Anti-Racism March and Rally, Glasgow, 2016
Anti-Racism March and Rally, Glasgow, 2016. Image by photographer Iman Tajik

Thousands of people turned out for a march and rally in Glasgow to condemn racism and support refugees.

The event took place on Saturday, at the same time as other marches in London and Cardiff and across the world to mark the UN anti-racism day.

Campaigners stood together to oppose racism, fascism, Islamophobia and anti-Semitism and to welcome refugees.

Police said around 2,000 attended the march and rally, although organisers put the figure closer to 5,000.

The event was organised by Stand up to Racism, Unite Against Fascism Scotland, and the Glasgow Campaign to Welcome Refugees with the support of the STUC (Scottish Trade Union Congress) and Scottish Refugee Council.

Speakers included Patrick Harvie MSP, co-convener of the Scottish Greens, SNP local government minister Marco Biagi MSP, Labour’s Pauline McNeill, the former MSP for Glasgow Kelvin, and representatives from community and faith groups, including the Eritrean community in Scotland.

Mr Harvie said: “Europe faces its biggest refugee crisis since the Second World War, and some of the responses have been shocking. 

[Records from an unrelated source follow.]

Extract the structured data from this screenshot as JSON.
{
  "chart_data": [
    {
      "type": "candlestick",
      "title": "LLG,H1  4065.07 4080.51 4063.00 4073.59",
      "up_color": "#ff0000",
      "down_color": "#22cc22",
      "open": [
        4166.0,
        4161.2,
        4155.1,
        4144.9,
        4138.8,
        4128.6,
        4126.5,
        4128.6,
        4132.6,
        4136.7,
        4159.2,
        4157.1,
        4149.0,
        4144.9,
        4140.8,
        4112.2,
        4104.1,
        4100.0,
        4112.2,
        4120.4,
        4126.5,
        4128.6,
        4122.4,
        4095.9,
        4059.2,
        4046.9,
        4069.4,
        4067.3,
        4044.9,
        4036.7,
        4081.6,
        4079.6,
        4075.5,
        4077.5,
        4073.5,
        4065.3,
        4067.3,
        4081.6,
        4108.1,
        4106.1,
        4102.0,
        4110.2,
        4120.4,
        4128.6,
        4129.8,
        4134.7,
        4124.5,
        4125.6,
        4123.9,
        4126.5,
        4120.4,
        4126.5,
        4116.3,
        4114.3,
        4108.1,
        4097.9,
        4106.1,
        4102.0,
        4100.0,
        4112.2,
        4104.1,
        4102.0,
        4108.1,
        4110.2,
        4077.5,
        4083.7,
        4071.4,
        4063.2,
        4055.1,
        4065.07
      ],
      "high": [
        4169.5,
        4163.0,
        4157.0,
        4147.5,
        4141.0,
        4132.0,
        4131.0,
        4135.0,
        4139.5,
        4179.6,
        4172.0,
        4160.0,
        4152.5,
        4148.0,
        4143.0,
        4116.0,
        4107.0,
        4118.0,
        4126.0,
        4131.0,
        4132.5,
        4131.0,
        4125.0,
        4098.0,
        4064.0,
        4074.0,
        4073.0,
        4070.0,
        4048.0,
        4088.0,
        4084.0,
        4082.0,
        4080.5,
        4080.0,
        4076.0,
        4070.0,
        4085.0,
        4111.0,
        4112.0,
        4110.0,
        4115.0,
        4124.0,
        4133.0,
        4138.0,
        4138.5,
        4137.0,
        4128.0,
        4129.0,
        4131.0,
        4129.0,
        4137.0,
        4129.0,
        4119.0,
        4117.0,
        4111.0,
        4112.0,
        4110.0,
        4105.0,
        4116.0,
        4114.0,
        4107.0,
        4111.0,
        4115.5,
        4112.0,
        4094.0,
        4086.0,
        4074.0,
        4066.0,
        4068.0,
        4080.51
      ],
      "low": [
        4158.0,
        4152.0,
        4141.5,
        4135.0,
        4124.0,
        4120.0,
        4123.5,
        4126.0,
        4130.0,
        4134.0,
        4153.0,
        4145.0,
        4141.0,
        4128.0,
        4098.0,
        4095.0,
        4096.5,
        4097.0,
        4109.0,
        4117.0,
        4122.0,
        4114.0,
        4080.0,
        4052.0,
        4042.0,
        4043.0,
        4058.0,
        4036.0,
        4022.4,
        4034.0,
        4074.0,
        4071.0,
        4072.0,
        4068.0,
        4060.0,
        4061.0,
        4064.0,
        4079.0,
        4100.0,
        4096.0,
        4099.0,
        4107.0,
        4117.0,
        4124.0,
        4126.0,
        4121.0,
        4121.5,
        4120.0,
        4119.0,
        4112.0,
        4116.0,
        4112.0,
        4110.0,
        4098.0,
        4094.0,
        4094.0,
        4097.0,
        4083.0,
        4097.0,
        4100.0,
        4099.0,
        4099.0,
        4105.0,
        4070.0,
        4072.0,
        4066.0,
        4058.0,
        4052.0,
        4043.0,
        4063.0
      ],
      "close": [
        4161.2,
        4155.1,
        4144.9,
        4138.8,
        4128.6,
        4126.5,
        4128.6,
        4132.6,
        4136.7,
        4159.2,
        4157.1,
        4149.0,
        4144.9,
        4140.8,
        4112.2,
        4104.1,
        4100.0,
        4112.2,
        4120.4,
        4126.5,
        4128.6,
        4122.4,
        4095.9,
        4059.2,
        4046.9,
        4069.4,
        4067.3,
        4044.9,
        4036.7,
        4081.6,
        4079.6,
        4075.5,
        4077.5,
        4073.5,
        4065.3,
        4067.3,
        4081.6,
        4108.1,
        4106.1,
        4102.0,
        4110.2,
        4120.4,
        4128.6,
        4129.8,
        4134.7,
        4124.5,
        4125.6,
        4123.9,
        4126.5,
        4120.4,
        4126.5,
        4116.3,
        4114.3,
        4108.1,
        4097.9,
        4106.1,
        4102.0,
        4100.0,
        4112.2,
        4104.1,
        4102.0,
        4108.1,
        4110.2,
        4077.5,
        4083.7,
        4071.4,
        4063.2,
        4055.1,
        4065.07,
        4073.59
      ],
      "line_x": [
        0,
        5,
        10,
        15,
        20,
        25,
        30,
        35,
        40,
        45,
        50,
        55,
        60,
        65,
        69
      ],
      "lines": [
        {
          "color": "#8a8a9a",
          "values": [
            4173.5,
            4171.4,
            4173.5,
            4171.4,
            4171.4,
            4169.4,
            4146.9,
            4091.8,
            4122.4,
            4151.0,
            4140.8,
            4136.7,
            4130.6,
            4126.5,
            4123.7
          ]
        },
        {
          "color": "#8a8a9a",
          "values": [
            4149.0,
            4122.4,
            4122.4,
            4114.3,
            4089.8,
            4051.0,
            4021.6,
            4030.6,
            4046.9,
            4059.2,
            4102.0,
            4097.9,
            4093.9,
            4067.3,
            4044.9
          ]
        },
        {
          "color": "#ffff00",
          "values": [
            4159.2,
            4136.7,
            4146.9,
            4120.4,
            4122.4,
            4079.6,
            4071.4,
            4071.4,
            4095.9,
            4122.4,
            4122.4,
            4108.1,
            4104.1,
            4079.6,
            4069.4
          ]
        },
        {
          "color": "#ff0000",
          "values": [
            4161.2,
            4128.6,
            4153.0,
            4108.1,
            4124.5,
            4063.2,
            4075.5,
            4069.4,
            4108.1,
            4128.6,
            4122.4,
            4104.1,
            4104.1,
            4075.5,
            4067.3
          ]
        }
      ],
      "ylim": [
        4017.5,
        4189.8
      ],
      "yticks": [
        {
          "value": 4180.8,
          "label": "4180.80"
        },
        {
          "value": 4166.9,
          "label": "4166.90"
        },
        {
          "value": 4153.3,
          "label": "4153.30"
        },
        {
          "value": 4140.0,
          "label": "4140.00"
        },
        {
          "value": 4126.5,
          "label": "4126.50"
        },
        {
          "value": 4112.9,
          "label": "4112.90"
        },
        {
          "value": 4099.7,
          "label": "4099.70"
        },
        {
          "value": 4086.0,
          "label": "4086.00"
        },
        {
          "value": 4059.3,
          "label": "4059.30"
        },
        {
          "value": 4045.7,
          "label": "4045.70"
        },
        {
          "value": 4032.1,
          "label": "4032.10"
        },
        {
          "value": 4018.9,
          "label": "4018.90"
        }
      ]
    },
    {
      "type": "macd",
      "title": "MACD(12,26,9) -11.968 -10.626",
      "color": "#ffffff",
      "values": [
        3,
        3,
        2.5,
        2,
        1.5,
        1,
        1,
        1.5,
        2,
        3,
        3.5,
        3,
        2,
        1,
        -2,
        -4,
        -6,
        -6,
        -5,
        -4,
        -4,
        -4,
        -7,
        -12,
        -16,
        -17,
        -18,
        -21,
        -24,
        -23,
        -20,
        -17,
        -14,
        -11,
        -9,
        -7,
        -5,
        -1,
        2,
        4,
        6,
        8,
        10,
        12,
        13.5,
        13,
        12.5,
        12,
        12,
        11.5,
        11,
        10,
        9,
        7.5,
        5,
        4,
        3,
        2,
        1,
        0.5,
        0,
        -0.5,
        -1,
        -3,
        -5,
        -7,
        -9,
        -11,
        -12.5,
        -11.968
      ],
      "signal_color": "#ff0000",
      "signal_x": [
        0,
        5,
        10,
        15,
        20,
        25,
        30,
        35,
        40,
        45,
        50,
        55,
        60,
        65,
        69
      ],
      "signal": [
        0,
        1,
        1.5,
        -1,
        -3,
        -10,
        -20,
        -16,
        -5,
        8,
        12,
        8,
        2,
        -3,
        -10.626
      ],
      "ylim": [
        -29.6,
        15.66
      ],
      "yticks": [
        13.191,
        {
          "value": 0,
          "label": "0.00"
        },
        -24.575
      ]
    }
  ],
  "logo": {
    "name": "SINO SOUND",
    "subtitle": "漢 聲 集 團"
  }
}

"There are those who seem happy to allow desperate people to drown in the Mediterranean and we see fences and walls being put up to deny fellow human beings safety.

"By contrast, here in Scotland, we have seen an outpouring of compassion from people saying refugees are welcome."

Mr Biagi tweeted: “No to racism; Scotland welcomes refugees.”

Protesters marched in the city centre before gathering in George Square for a rally and speeches.

Gary Christie of the Scottish Refugee Council, who also spoke at the rally, said: "This year we have witnessed ever greater numbers of people fleeing for their lives in pursuit of protection.

"The response in Scotland to this has been overwhelming. Thousands of people from all walks of life took to the streets across Scotland to offer solidarity to refugees fleeing Syria. 

"Yet, across Europe we have seen increasing negative political rhetoric towards refugees. Scotland can be a beacon for the rest of the UK and Europe in how to welcome and treat refugees."